Autobus jechał w Mrągowie jednokierunkową ulicą pod prąd. Uszkodził siedem samochodów i dwa budynki. Kierowca pojazdu, 51-letni właściciel firmy przewozowej, miał prawie 3 promile alkoholu w organizmie i nie posiadał prawa jazdy.

Z relacji świadków wynikało, że kierowca początkowo próbował skręcić z ul. Moniuszki w ul. 8 Maja. Po uszkodzeniu znaku postanowił kontynuować jazdę ulicą Moniuszki, poruszając się pod prąd - poinformowała Izabela Niedźwiedzka z warmińsko-mazurskiej policji.

Jerzy D., przeciskając się autobusem przez wąską ulicę, uszkodził siedem samochodów oraz dwa budynki. W końcu utknął między samochodami przy próbie wykonania skrętu. Okazało się, że miał prawie 3 promile alkoholu w organizmie.

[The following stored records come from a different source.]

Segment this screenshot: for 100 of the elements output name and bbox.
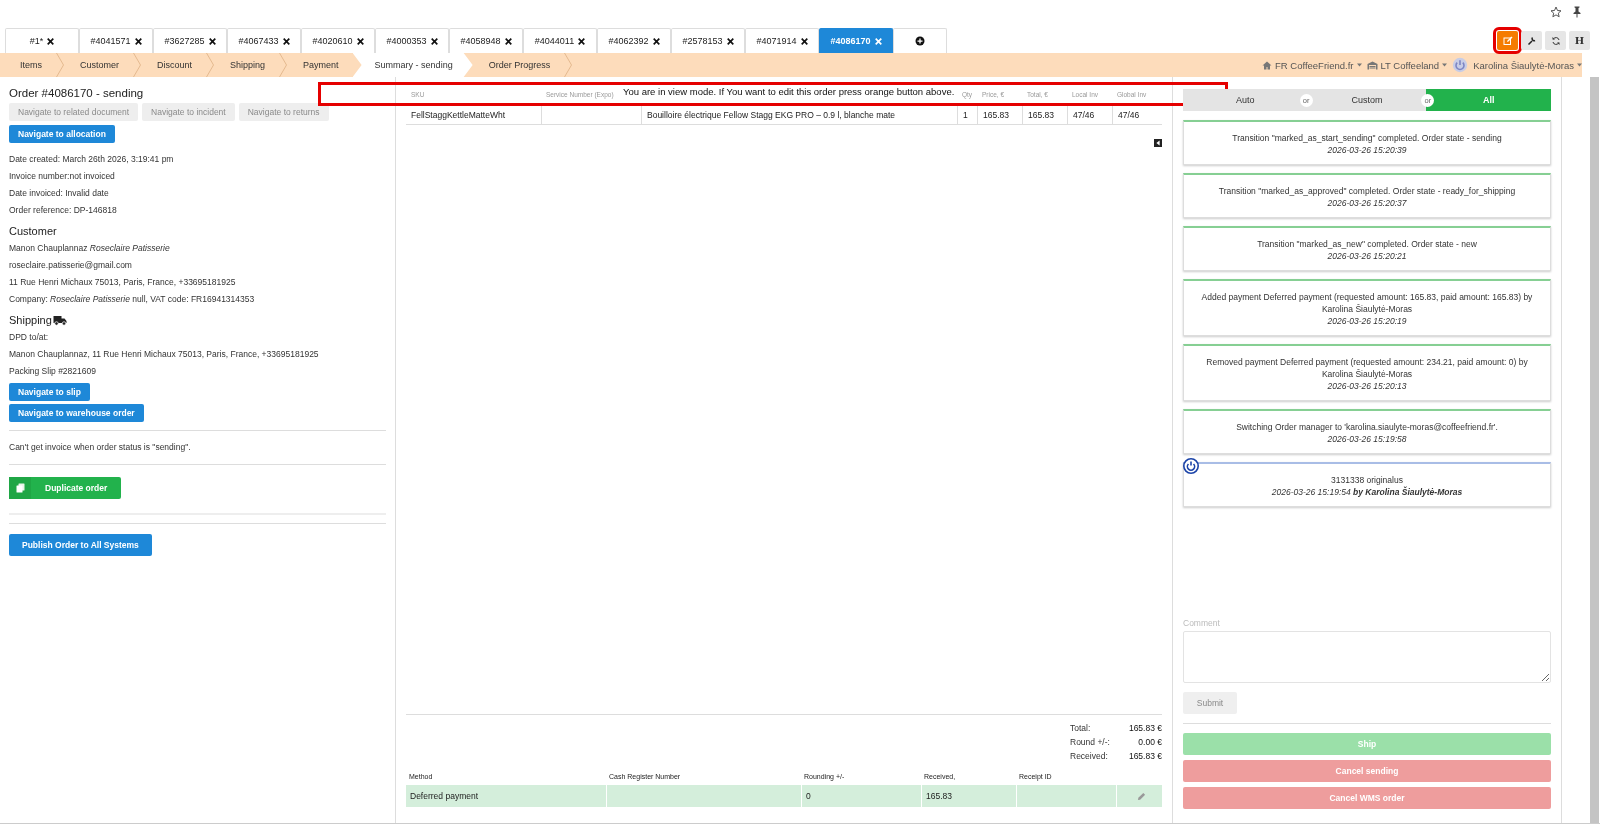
close-icon[interactable] <box>47 37 55 45</box>
table-cell: Bouilloire électrique Fellow Stagg EKG PRO – 0.9 l, blanche mate <box>641 106 957 124</box>
publish-button[interactable]: Publish Order to All Systems <box>9 534 152 556</box>
comment-field[interactable] <box>1183 631 1551 683</box>
table-cell: 165.83 <box>921 785 1016 807</box>
customer-detail: Company: Roseclaire Patisserie null, VAT code: FR16941314353 <box>9 293 255 306</box>
copy-icon <box>15 483 25 493</box>
order-tab[interactable]: #4071914 <box>745 28 819 53</box>
event-text: Added payment Deferred payment (requested amount: 165.83, paid amount: 165.83) by Karolina Šiaulytė-Moras <box>1200 291 1534 315</box>
table-cell: 165.83 <box>977 106 1022 124</box>
caret-down-icon <box>1442 63 1448 67</box>
user-dropdown[interactable]: Karolina Šiaulytė-Moras <box>1473 59 1582 71</box>
table-cell-text: FellStaggKettleMatteWht <box>410 110 506 120</box>
chevron-divider <box>206 53 215 77</box>
close-icon[interactable] <box>652 37 660 45</box>
total-label: Total: <box>1070 723 1091 733</box>
step-link[interactable]: Shipping <box>214 53 280 77</box>
order-tab[interactable]: #4058948 <box>449 28 523 53</box>
event-time: 2026-03-26 15:20:19 <box>1326 315 1408 327</box>
close-icon[interactable] <box>430 37 438 45</box>
close-icon[interactable] <box>134 37 142 45</box>
step-link[interactable]: Discount <box>141 53 207 77</box>
scrollbar[interactable] <box>1590 77 1599 823</box>
navigate-button[interactable]: Navigate to warehouse order <box>9 404 144 422</box>
table-cell: 47/46 <box>1112 106 1162 124</box>
close-icon[interactable] <box>578 37 586 45</box>
customer-detail: 11 Rue Henri Michaux 75013, Paris, France, +33695181925 <box>9 276 236 289</box>
table-cell: 47/46 <box>1067 106 1112 124</box>
plus-circle-icon <box>915 36 925 46</box>
table-cell: 165.83 <box>1022 106 1067 124</box>
table-cell: 1 <box>957 106 977 124</box>
order-tab[interactable]: #1* <box>5 28 79 53</box>
event-time: 2026-03-26 15:20:13 <box>1326 380 1408 392</box>
order-tab[interactable]: #3627285 <box>153 28 227 53</box>
shipping-detail: Manon Chauplannaz, 11 Rue Henri Michaux 75013, Paris, France, +33695181925 <box>9 348 319 361</box>
chevron-divider <box>564 53 573 77</box>
refresh-button[interactable] <box>1545 31 1566 50</box>
close-icon[interactable] <box>356 37 364 45</box>
store-dropdown[interactable]: FR CoffeeFriend.fr <box>1262 59 1362 71</box>
section-heading: Customer <box>9 225 57 237</box>
order-tab[interactable]: #4044011 <box>523 28 597 53</box>
order-tab[interactable]: #4086170 <box>819 28 893 53</box>
step-link[interactable]: Order Progress <box>472 53 565 77</box>
power-icon[interactable] <box>1452 57 1469 73</box>
step-link[interactable]: Summary - sending <box>352 53 473 77</box>
close-icon[interactable] <box>208 37 216 45</box>
wrench-button[interactable] <box>1521 31 1542 50</box>
chevron-divider <box>279 53 288 77</box>
warehouse-icon <box>1366 60 1378 70</box>
edit-icon <box>1502 35 1513 46</box>
section-heading: Shipping <box>9 314 52 326</box>
event-time: 2026-03-26 15:19:58 <box>1326 433 1408 445</box>
event-text: Transition "marked_as_start_sending" completed. Order state - sending <box>1231 132 1503 144</box>
close-icon[interactable] <box>800 37 808 45</box>
refresh-icon <box>1550 35 1561 46</box>
table-cell-text: Deferred payment <box>409 790 480 803</box>
total-value: 165.83 € <box>1128 723 1162 733</box>
new-tab-button[interactable] <box>893 28 947 53</box>
event-time: 2026-03-26 15:19:54 by Karolina Šiaulytė-Moras <box>1270 486 1464 498</box>
total-label: Received: <box>1070 751 1108 761</box>
event-text: Switching Order manager to 'karolina.siaulyte-moras@coffeefriend.fr'. <box>1235 421 1499 433</box>
navigate-button[interactable]: Navigate to slip <box>9 383 90 401</box>
event-text: 3131338 originalus <box>1330 474 1404 486</box>
order-tab[interactable]: #4041571 <box>79 28 153 53</box>
order-detail: Order reference: DP-146818 <box>9 204 117 217</box>
customer-detail: Manon Chauplannaz Roseclaire Patisserie <box>9 242 170 255</box>
order-tab[interactable]: #4020610 <box>301 28 375 53</box>
order-tab[interactable]: #2578153 <box>671 28 745 53</box>
total-value: 0.00 € <box>1138 737 1162 747</box>
invoice-note: Can't get invoice when order status is "sending". <box>9 441 191 454</box>
caret-left-icon[interactable] <box>1154 139 1162 147</box>
power-icon <box>1183 458 1199 474</box>
event-text: Transition "marked_as_new" completed. Order state - new <box>1256 238 1478 250</box>
h-button[interactable]: H <box>1569 31 1590 50</box>
view-mode-text: You are in view mode. If You want to edit this order press orange button above. <box>623 85 955 98</box>
step-link[interactable]: Items <box>0 53 56 77</box>
shipping-detail: Packing Slip #2821609 <box>9 365 96 378</box>
order-detail: Invoice number:not invoiced <box>9 170 115 183</box>
wrench-icon <box>1526 35 1537 46</box>
star-icon[interactable] <box>1550 6 1562 18</box>
chevron-divider <box>56 53 64 77</box>
order-detail: Date created: March 26th 2026, 3:19:41 pm <box>9 153 174 166</box>
total-value: 165.83 € <box>1128 751 1162 761</box>
step-link[interactable]: Customer <box>64 53 134 77</box>
close-icon[interactable] <box>282 37 290 45</box>
order-title: Order #4086170 - sending <box>9 87 144 99</box>
store-dropdown[interactable]: LT Coffeeland <box>1366 59 1448 71</box>
event-time: 2026-03-26 15:20:39 <box>1326 144 1408 156</box>
step-link[interactable]: Payment <box>287 53 353 77</box>
order-tab[interactable]: #4062392 <box>597 28 671 53</box>
pin-icon[interactable] <box>1572 6 1582 18</box>
order-tab[interactable]: #4000353 <box>375 28 449 53</box>
event-text: Removed payment Deferred payment (requested amount: 234.21, paid amount: 0) by Karolina Šiaulytė-Moras <box>1205 356 1529 380</box>
navigate-button[interactable]: Navigate to allocation <box>9 125 115 143</box>
close-icon[interactable] <box>726 37 734 45</box>
chevron-divider <box>133 53 142 77</box>
close-icon[interactable] <box>504 37 512 45</box>
total-label: Round +/-: <box>1070 737 1110 747</box>
event-time: 2026-03-26 15:20:21 <box>1326 250 1408 262</box>
order-tab[interactable]: #4067433 <box>227 28 301 53</box>
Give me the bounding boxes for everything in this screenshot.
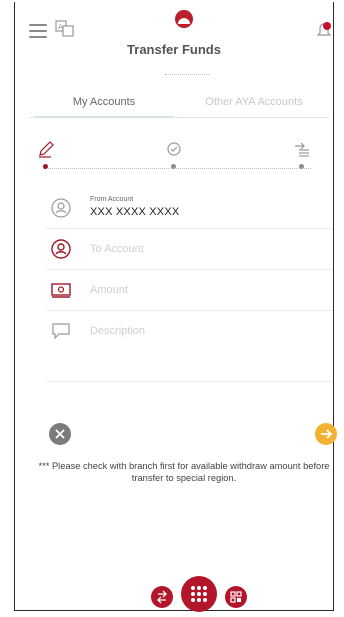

Nie miał też żadnych uprawnień do kierowania pojazdami.

Jerzy D. został zatrzymany, przebywa w policyjnym areszcie. Mężczyzna z pewnością odpowie za kierowanie pojazdem pod wpływem alkoholu oraz bez uprawnień. Kierowca może również otrzymać zarzuty spowodowania kolizji i uszkodzenia mienia - powiedziała Niedźwiedzka.